Crimes are often committed by known offenders

Should algorithms be used to help magistrates to assess the risk of releasing, or not releasing, a prisoner, before the end of their sentence? In the United States, this is already possible in more than 80% of cases, by systematically analysing twenty-four items in the prisoner’s file, and the age at which the crimes were committed. This method has cut repeated offences by 15%.
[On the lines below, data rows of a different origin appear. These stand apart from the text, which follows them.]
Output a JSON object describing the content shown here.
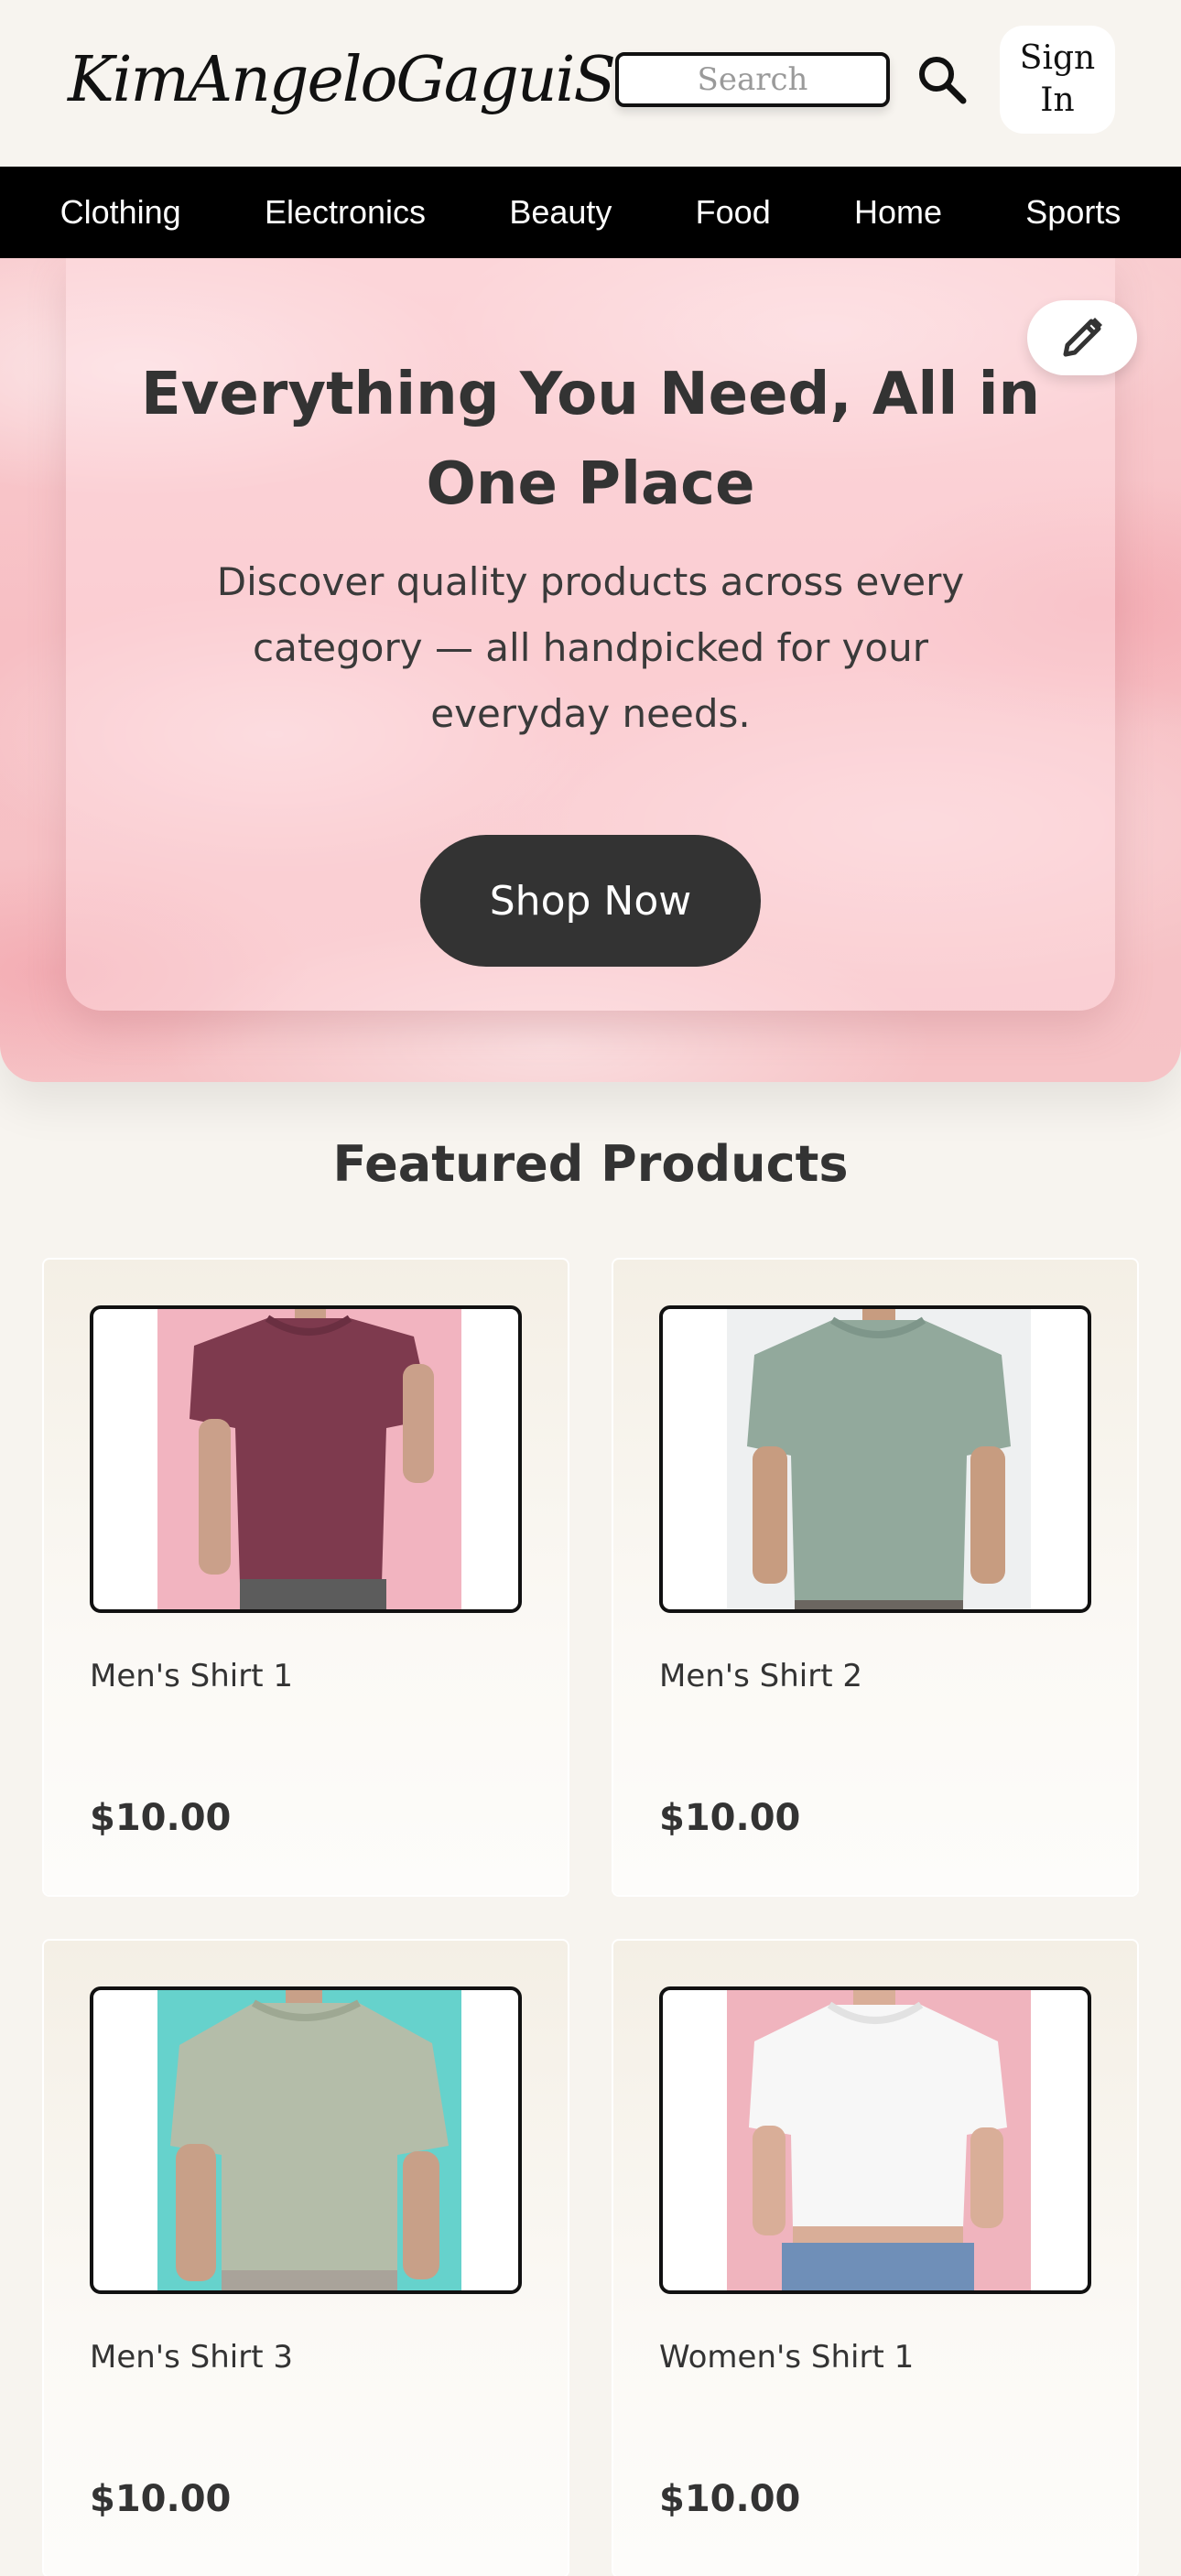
{
  "header": {
    "logo": "KimAngeloGaguiStore",
    "search_placeholder": "Search",
    "search_icon": "search-icon",
    "signin_label": "Sign In"
  },
  "nav": {
    "items": [
      {
        "label": "Clothing"
      },
      {
        "label": "Electronics"
      },
      {
        "label": "Beauty"
      },
      {
        "label": "Food"
      },
      {
        "label": "Home"
      },
      {
        "label": "Sports"
      }
    ]
  },
  "hero": {
    "title": "Everything You Need, All in One Place",
    "subtitle": "Discover quality products across every category — all handpicked for your everyday needs.",
    "cta_label": "Shop Now",
    "edit_icon": "pencil-icon"
  },
  "featured": {
    "title": "Featured Products",
    "products": [
      {
        "name": "Men's Shirt 1",
        "price": "$10.00",
        "shirt_color": "#7e3a4e",
        "backdrop": "#f2b4c0"
      },
      {
        "name": "Men's Shirt 2",
        "price": "$10.00",
        "shirt_color": "#92a99c",
        "backdrop": "#eef0f1"
      },
      {
        "name": "Men's Shirt 3",
        "price": "$10.00",
        "shirt_color": "#b4bda9",
        "backdrop": "#66d2cc"
      },
      {
        "name": "Women's Shirt 1",
        "price": "$10.00",
        "shirt_color": "#f7f7f7",
        "backdrop": "#f0b4be"
      }
    ]
  },
  "colors": {
    "page_background": "#f7f4ef",
    "nav_background": "#000000",
    "hero_pink": "#f7bfc4",
    "button_dark": "#333333"
  }
}
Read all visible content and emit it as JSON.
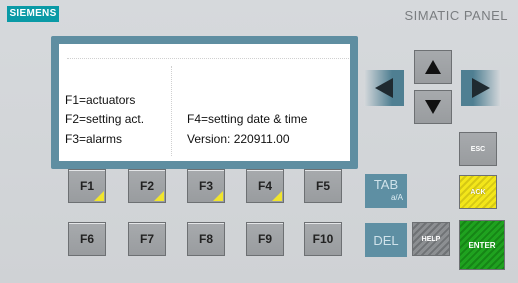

Tracking after release from prison

Should everyone who is released from prison be condemned to registering all their movements, simply so that that they can be used in another investigation? I can already hear the voices of the champions of individual freedoms, and I agree with them. But this is technically possible. The boundary between individual freedom and security is very thin, and technology can be used to shift the cursor to one side or the other. I hope that the decision on the position of the cursor will come from the population itself.

The Expert's eye Yan Claeyssen

Security is one of the applications of big data and IA that attracts the most investment, which hardly comes as a surprise in these troubled times. But we still need safeguards to avoid slipping into a 1984-like world. The risk is significant, and even if mindsets are changing - more and more citizens are prepared to sacrifice a part of their freedom in order to feel safer - it is quite probable that these trends could turn against us, if these systems are not regulated by controls that are worthy of their name.